Passengers now have a bit more choice in ‘premium’ coach travel: www.getasnap.com

A new start up Sn-Ap has kicked off offering on demand coach travel. I saw one of their coaches on Blackfriars Bridge last week. All part of the new on demand services springing up in quite a few places. Will be very interested to see how passengers rate and use this.

The development of this service is of real interest to us as we prepare to publish our work with Heathrow Airport and the Department for Transport on why passengers do or don’t choose coach to get to the airport.

Choices like this are going to become much more of an issue as sustainable access to airports and major rail stations moves up the consumer agenda.

Air quality problems are not going away and more choice needs to be offered up if passengers are going to change travel habits that help contribute to congestion issues (that often frustrate the punctuality of public transport).

We all choose transport modes around how the four ‘C’s apply to us: cost, choice, convenience and control. If the car and personal taxi are to be challenged by other forms of shared transport there need to be significant wider changes to make other modes of transport the better choice.

When councils come up with schemes to increase the cost of town centre parking to drive down demand and congestion, businesses and campaigners often argue it will drive people away at a time when every effort is required to increase footfall. So it was heartening to read this week that in Poole bus patronage has risen and car parking ticket sales have fallen since charges were controversially increased in April 2017.

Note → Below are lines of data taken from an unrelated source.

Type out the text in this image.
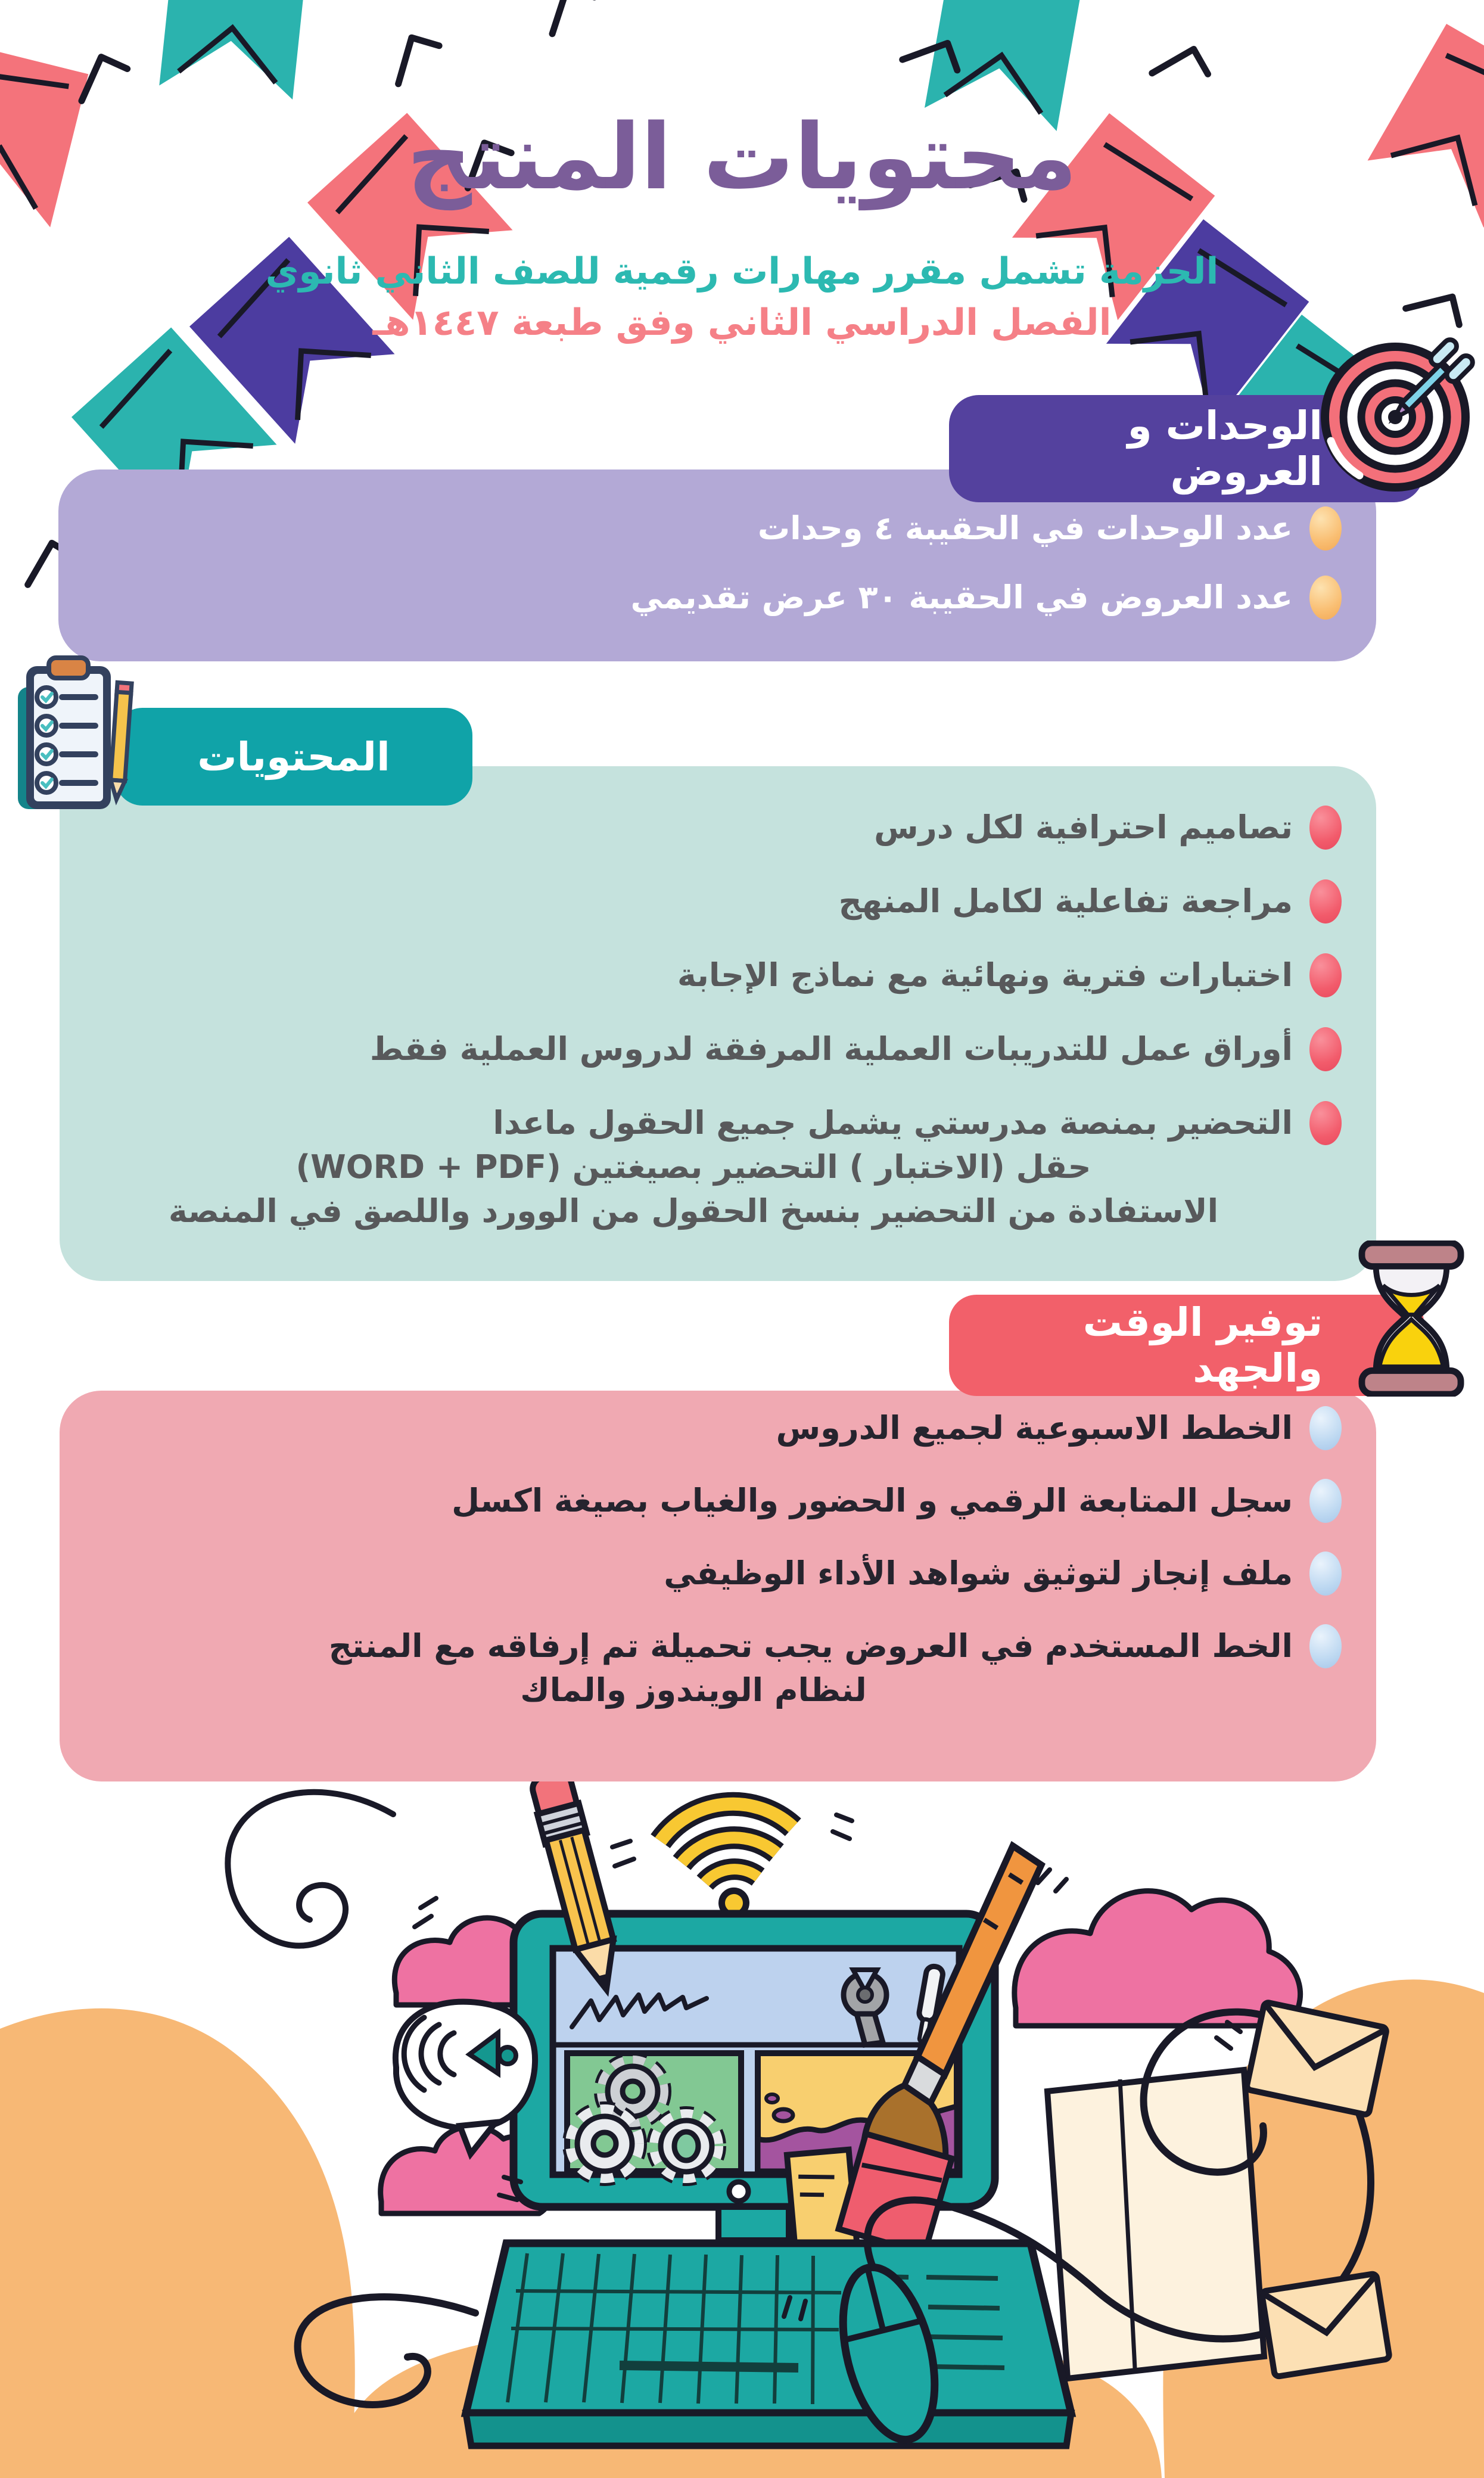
محتويات المنتج
الحزمة تشمل مقرر مهارات رقمية للصف الثاني ثانوي
الفصل الدراسي الثاني وفق طبعة ١٤٤٧هـ
الوحدات و العروض
عدد الوحدات في الحقيبة ٤ وحدات
عدد العروض في الحقيبة ٣٠ عرض تقديمي
المحتويات
تصاميم احترافية لكل درس
مراجعة تفاعلية لكامل المنهج
اختبارات فترية ونهائية مع نماذج الإجابة
أوراق عمل للتدريبات العملية المرفقة لدروس العملية فقط
التحضير بمنصة مدرستي يشمل جميع الحقول ماعدا
حقل (الاختبار ) التحضير بصيغتين (WORD + PDF)
الاستفادة من التحضير بنسخ الحقول من الوورد واللصق في المنصة
توفير الوقت والجهد
الخطط الاسبوعية لجميع الدروس
سجل المتابعة الرقمي و الحضور والغياب بصيغة اكسل
ملف إنجاز لتوثيق شواهد الأداء الوظيفي
الخط المستخدم في العروض يجب تحميلة تم إرفاقه مع المنتج
لنظام الويندوز والماك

On a related theme, it was also encouraging to learn also this week that more than 30,000 journeys (made by over 12,000 registered users of the app) have been made on PickMeUp, the Oxford Bus Company’s ground-breaking on-demand ride-sharing service since it launched on June 25th.  This service – the largest scheme of its kind to be launched so far by a UK bus company – enables passengers in eastern Oxford to summon buses to pick them up on a street corner of their choice, to go to a bespoke destination. The average response time is currently around 10 to 15 minutes.